Making our Municipalities more Transparent using Python!
2019-06-04, 14:30–14:55, Hall 3

DataCity is a project aimed at creating a single repository of all municipal data in Israel.
I'll talk about the project and the Python toolset we've built to create and manage this large ETL operation.


Municipalities are the branch of the government that probably affect us the most (think education, garbage collection, building permits...).
They are also notoriously known to be not transparent - making it difficult for us citizens to make sure that the people in charge are making good use of our taxes and that our city is performing well in comparison to others.

In the beginning of 2019 we (at Hasadna) embarked on a project to make municipalities more transparent - DataCity. In this project we aim to create a single API endpoint for all municipalities' data (normalized, standardized, verified, regularly-updated).

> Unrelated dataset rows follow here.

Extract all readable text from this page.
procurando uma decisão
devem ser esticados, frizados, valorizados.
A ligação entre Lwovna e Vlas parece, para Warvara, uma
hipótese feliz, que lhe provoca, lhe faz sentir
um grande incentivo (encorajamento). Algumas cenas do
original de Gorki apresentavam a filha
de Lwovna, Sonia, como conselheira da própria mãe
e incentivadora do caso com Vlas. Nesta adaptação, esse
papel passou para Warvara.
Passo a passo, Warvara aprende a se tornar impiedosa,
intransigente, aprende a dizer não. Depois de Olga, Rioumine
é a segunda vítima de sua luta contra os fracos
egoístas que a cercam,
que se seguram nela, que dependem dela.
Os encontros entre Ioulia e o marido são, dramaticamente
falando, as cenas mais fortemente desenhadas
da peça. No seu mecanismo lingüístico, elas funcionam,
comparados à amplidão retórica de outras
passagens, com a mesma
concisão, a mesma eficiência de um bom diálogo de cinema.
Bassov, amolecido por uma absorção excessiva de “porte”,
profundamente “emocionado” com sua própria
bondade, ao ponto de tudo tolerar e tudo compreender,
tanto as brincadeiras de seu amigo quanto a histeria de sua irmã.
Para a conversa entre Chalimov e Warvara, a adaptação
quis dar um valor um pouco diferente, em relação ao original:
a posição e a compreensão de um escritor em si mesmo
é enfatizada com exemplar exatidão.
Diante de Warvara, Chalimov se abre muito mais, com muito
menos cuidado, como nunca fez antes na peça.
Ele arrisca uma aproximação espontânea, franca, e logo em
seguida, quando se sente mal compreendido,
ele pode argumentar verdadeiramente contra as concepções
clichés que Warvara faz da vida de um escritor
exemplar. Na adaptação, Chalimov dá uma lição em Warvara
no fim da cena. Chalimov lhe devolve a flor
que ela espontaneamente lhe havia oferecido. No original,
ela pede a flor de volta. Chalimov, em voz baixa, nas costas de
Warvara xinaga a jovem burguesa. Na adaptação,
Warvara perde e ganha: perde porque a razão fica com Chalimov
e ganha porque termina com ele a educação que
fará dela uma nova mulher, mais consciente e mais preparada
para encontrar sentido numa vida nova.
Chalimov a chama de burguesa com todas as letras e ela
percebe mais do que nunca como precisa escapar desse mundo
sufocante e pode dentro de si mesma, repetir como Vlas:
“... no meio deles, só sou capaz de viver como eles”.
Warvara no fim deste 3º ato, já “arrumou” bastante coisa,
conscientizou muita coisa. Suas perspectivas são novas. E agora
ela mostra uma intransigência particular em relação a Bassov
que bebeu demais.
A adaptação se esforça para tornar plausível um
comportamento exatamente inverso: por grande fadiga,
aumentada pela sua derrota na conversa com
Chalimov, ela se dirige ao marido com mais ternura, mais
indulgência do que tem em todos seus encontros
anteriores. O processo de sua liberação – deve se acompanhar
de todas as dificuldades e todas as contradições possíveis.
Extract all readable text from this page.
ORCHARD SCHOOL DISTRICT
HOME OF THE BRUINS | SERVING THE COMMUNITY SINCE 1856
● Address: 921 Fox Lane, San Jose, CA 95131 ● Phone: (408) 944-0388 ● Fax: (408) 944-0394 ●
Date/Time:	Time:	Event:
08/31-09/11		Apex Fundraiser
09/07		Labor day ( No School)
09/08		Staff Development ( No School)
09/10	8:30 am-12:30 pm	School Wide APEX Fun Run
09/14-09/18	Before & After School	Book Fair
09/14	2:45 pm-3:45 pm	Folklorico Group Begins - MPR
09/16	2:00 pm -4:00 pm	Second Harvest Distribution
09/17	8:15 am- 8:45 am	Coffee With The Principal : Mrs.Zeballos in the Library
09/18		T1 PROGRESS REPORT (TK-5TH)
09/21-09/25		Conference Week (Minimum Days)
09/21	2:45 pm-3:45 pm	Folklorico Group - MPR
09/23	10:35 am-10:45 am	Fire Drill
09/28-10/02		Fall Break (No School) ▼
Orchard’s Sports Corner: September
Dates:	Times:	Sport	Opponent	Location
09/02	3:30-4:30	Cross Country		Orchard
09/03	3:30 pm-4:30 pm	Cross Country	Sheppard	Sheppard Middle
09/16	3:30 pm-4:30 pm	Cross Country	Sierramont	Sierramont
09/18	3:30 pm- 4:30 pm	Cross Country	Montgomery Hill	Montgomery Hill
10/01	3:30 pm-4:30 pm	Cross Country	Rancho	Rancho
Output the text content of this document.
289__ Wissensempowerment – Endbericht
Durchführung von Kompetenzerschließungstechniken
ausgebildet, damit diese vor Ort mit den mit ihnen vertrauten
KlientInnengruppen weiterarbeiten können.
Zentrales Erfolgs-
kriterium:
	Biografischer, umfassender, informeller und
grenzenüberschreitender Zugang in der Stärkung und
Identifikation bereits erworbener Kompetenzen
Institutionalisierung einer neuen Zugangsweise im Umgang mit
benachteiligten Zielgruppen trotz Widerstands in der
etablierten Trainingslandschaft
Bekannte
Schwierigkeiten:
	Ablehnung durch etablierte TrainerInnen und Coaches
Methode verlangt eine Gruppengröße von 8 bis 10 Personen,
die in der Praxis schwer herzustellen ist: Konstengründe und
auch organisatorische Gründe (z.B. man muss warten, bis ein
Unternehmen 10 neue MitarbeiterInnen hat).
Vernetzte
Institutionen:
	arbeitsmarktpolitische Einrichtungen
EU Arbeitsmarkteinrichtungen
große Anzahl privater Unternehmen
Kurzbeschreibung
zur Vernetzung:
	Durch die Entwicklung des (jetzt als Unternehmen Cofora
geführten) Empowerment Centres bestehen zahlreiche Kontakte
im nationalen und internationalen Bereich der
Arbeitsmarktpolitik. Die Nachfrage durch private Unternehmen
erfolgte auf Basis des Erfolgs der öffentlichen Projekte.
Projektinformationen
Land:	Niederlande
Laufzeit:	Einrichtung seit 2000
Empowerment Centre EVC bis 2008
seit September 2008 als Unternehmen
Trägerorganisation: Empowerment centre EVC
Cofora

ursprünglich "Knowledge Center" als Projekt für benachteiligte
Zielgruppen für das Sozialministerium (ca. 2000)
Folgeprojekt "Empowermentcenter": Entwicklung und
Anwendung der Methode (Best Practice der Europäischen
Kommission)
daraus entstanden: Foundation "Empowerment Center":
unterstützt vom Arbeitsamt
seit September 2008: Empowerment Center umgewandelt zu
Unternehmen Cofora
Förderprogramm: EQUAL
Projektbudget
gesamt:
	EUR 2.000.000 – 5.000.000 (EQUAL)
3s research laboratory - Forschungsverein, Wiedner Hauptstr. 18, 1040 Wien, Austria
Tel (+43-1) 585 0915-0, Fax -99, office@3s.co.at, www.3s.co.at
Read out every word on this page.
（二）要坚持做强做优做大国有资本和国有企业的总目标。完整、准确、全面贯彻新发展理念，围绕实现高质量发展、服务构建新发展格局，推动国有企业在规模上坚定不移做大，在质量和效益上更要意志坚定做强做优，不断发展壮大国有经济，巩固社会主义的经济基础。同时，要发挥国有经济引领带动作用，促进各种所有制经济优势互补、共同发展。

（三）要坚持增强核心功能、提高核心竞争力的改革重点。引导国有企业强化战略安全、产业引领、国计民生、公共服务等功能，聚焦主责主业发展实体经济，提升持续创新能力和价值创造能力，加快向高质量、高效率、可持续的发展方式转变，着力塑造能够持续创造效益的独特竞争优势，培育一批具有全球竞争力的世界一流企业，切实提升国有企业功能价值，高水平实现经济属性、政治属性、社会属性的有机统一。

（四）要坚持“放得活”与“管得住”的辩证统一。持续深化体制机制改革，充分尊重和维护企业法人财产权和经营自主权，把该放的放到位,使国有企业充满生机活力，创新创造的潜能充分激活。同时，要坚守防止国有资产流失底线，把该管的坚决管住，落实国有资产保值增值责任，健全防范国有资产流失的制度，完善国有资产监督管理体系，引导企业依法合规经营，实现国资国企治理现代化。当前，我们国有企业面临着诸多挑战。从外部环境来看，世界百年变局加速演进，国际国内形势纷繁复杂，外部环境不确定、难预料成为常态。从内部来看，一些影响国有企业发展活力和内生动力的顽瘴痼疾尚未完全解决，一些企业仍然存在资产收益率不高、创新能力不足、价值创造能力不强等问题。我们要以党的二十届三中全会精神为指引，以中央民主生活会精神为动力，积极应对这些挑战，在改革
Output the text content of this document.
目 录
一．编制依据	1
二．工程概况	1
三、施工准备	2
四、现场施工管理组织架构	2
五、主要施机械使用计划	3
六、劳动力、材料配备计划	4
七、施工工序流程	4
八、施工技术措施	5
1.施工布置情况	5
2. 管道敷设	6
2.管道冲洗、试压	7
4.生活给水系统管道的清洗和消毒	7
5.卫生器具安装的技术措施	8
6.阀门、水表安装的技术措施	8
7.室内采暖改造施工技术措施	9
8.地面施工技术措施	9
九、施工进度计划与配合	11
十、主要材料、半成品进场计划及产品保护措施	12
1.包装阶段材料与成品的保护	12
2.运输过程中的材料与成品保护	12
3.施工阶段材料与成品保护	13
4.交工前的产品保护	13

There are a few problems along the way, though:

  1. They don't really want to be transparent
  2. Data is of low quality and very non-uniform.

For solving (2) we're building a versatile framework for -

  • extracting data from various sources and formats,
  • cleaning it,
  • mapping it to a predefined schema,
  • validating it with domain-specific rules,
  • enriching it and finally
  • publishing it in our data warehouse

We're doing all that in a reusable way, based on open source tools (mainly the dataflows ETL library, which I'll describe in detail during the talk).

(we also have a solution for (1) - I'll talk about that too :) )